Everything important to me will be thrown out by my heirs

And when you’re young everything is so dear. If it gets broken or stolen your life will end. Get old and you realize you’ll just replace it. You won’t be happy, but it’s a minor hassle.

And then there are the aches and pains. You do read about these. How you wake up and that’s as good as you’re gonna feel all day. But they don’t tell you that everybody is born broken, with a time bomb inside, and some of those you love most, who lived the healthiest of lives, will be kicked to the curb by fate and fade into memory. Then again, those who take their own lives live front and center in our brains for eons. If you decide to leave, we can’t forget you, why is that?
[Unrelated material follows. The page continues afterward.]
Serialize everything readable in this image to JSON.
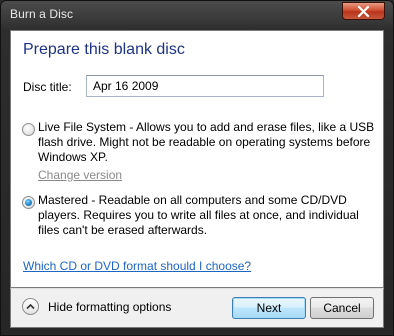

And no one tells you your opinion won’t count. That having lived for decades, through the last century, suddenly you’re dumb and inexperienced. You get happier as you get older, who’d want to be younger? Then again, all the boomers are chasing the fountain of youth, they won’t accept that the best plan is to kick back and enjoy the ride.

And time… When did they stop making less of it? Sunday night, you realize your entire week is shot. You don’t have time to do everything you want and you’re only interested in that which satiates.
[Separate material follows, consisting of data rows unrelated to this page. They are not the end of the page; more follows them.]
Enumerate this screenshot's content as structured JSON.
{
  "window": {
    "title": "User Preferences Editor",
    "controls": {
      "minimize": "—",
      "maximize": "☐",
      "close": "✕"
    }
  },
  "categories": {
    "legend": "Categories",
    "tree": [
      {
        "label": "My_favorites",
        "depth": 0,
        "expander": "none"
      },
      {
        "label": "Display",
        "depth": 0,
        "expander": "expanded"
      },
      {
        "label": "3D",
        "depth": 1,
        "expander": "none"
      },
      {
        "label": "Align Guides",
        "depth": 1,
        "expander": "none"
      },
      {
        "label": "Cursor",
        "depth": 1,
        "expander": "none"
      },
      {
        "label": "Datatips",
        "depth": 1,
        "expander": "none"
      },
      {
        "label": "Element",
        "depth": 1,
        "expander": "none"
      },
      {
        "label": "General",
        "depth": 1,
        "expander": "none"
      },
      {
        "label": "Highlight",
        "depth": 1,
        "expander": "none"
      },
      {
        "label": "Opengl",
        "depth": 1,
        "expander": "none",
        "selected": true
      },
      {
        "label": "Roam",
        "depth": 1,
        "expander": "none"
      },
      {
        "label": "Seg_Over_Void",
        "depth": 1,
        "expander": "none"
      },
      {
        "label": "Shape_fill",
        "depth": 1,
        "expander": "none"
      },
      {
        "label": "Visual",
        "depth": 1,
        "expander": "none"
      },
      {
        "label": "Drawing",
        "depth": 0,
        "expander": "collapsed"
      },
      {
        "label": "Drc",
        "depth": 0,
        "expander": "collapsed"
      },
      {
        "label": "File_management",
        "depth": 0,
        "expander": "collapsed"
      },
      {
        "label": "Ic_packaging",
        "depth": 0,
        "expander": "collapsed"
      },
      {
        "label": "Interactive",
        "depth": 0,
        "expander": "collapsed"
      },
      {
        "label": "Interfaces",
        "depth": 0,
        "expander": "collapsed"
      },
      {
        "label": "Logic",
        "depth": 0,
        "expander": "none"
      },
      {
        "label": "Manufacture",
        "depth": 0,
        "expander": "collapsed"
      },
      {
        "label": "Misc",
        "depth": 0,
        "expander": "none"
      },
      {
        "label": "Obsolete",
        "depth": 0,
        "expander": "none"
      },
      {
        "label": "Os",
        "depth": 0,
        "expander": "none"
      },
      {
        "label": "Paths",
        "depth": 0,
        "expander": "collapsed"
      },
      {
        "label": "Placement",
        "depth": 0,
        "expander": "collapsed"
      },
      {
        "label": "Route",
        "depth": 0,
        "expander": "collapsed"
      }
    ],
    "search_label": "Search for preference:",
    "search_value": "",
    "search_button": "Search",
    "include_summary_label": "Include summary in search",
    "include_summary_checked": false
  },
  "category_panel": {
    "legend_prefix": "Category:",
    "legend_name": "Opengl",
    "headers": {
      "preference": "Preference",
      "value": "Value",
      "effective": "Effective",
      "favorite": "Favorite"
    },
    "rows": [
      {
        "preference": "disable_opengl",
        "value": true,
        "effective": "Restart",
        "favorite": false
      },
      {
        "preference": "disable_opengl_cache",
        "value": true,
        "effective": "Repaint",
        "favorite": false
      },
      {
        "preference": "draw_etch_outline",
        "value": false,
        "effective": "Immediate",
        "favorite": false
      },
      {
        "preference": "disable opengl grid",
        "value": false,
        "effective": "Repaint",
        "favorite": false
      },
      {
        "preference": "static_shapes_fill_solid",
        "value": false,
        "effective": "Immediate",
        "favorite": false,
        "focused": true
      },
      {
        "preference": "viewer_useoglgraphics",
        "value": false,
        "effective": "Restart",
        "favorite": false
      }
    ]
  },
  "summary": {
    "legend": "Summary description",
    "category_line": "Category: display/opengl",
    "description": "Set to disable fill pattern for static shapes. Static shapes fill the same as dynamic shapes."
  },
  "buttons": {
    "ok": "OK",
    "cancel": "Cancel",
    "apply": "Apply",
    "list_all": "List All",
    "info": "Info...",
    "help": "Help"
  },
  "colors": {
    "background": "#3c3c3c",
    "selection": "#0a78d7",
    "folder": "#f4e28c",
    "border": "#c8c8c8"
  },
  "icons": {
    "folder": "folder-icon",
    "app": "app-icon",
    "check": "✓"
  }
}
Meanwhile, society bombards you with messages of inadequacy. You’re too old, too fat, too poor, irrelevant. But that’s not how you feel. That’s how young people feel. Despite “Jersey Shore” and the glorification of adolescents, being young is fraught with despair. But you rarely read about it, otherwise the world would be topsy-turvy, old people would rule.
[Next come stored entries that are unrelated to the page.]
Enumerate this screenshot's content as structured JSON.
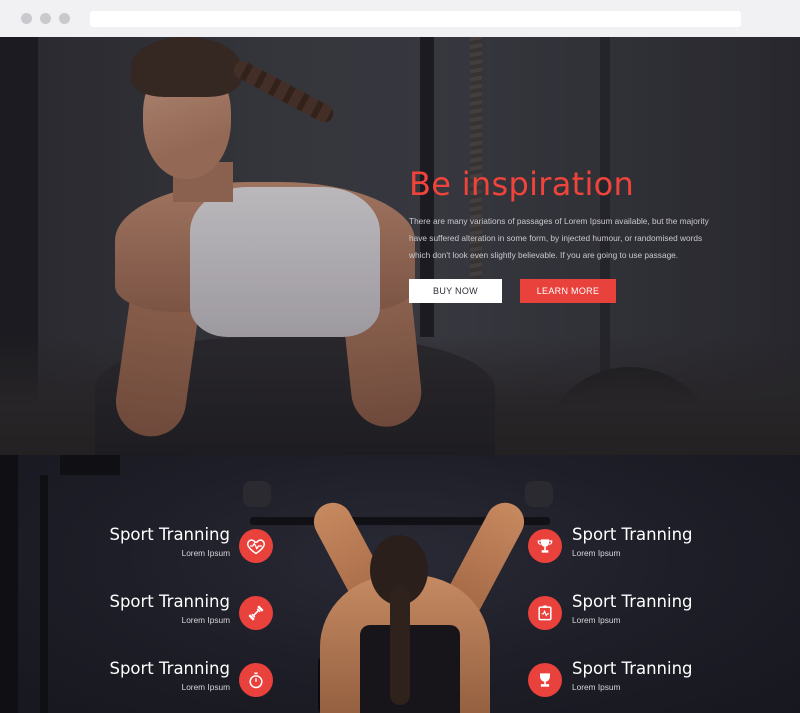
{
  "hero": {
    "title": "Be inspiration",
    "text": "There are many variations of passages of Lorem Ipsum available, but the majority have suffered alteration in some form, by injected humour, or randomised words which don't look even slightly believable. If you are going to use passage.",
    "buy_label": "BUY NOW",
    "learn_label": "LEARN MORE"
  },
  "features": {
    "left": [
      {
        "title": "Sport Tranning",
        "subtitle": "Lorem Ipsum",
        "icon": "heart-pulse-icon"
      },
      {
        "title": "Sport Tranning",
        "subtitle": "Lorem Ipsum",
        "icon": "dumbbell-icon"
      },
      {
        "title": "Sport Tranning",
        "subtitle": "Lorem Ipsum",
        "icon": "stopwatch-icon"
      }
    ],
    "right": [
      {
        "title": "Sport Tranning",
        "subtitle": "Lorem Ipsum",
        "icon": "trophy-cup-icon"
      },
      {
        "title": "Sport Tranning",
        "subtitle": "Lorem Ipsum",
        "icon": "scale-monitor-icon"
      },
      {
        "title": "Sport Tranning",
        "subtitle": "Lorem Ipsum",
        "icon": "trophy-icon"
      }
    ]
  },
  "colors": {
    "accent": "#e9413c",
    "hero_title": "#f0433a",
    "button_light": "#ffffff"
  }
}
And they do. But they won’t accept their fate. They’re just pissed they’re not young.

Getting Old 1

There is no manual

You can sign up for Jenny Craig, you can go to the gym. You can read TMZ.

But you’re still old on the inside.

Then I realized, I’m too old. I’m not lost in my twenties, looking for love, a career and stability. I’ve found who I am. I may or may not like me, but I’ve got to accept me. Whereas when you’re young and dumb the world is your oyster, your dream is to conquer it. And then you get old enough to realize it’s not only beyond your grasp, it’s beyond anybody’s grasp, you’re gonna be here, then be gone and be forgotten, so you might as well enjoy the ride.

The films I want to see are gone from the theatre before I can get it together and the rest… I can wait for VOD, DVD and pay cable. Then again, I don’t watch them there either. I could argue because they don’t define the zeitgeist, but getting older you realize you are the zeitgeist. You’re the star of your own movie.

And new things… As a kid something four years old is an antique. I’ve got a Kindle in a world of Paperwhites and iPads. But it works! That’s enough. I mean if there’s something better, I’m all over it. Then again, I still remember the days when tech didn’t work. When the electric windows in your Cadillac broke before the car itself expired. I still can’t wrap my head around the fact that something brand new has all the kinks worked out. And I still can’t wrap my head around the fact that you might as well overpay for the first iteration, because then you’ll get to use it. You can’t have that time back. It’s not worth denying yourself.